By Steve Sailer
02/12/2019
In Flashman by George MacDonald Fraser, Flashman, the disgraced bully expelled from Rugby School in 1839 by headmaster Thomas Arnold in Thomas Hughes’ novel Tom Brown’s Schooldays, lands on his feet again with a commission in a smart London cavalry regiment. But his snobbish commanding officer disapproves of his marriage to a Scottish mill owner’s daughter. So Flashy is dispatched to India, where he makes an overly good impression on the Viceroy who assigns him to Kabul in remote and restless Afghanistan. His first impression:
… the British government had invaded the country, if you please, and put our puppet king, Shah Sujah on the throne in Kabul in place of old Dost Mohammed, who was suspected of Russian sympathies.

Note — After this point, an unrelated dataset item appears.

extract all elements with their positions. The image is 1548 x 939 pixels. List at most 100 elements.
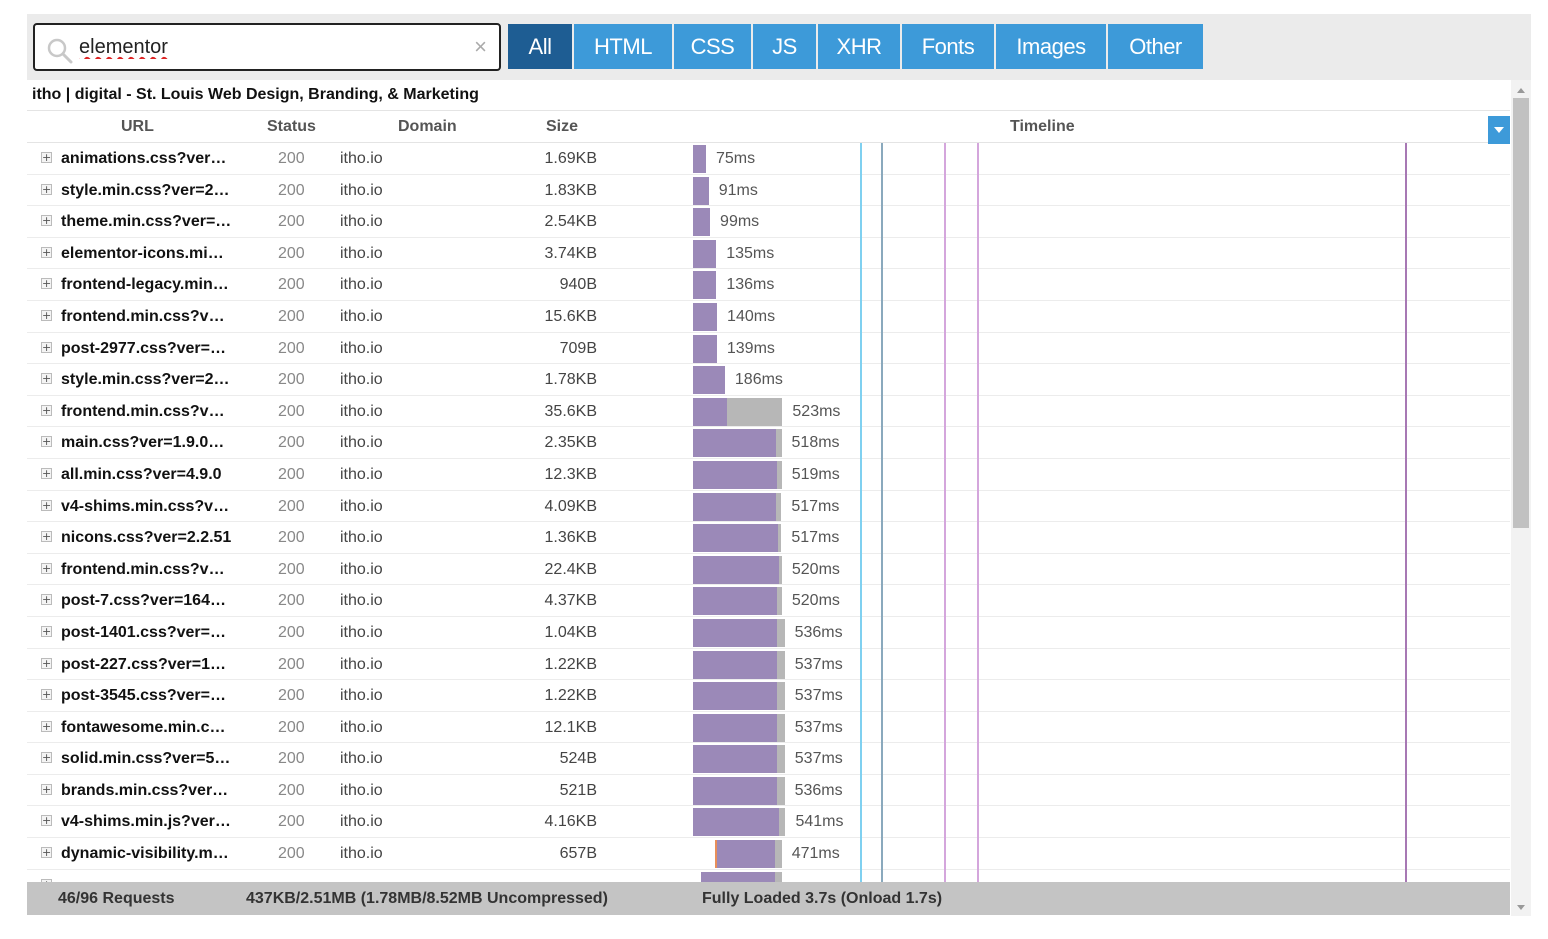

I believe, from all I saw and heard, that if he had Russian sympathies it was because we drove him to them by our stupid policy; at any rate, the Kabul expedition succeeded in setting Sujah on the throne, and old Dost was politely locked up in India. So far, so good, but the Afghans didn’t like Sujah at all, and we had to leave an army in Kabul to keep him on his throne. … but it was having its work cut out trying to keep the tribes in order, for apart from Dost’s supporters there were scores of little petty chiefs and tyrants who lost no opportunity of causing trouble in the unsettled times, and the usual Afghan pastimes of blood-feud, robbery, and murder-for-fun were going full steam. Our army prevented any big rising — for the moment, anyway — but it was forever patrolling and manning little forts, and trying to pacify and buy off the robber chiefs and people were wondering how long this could go on.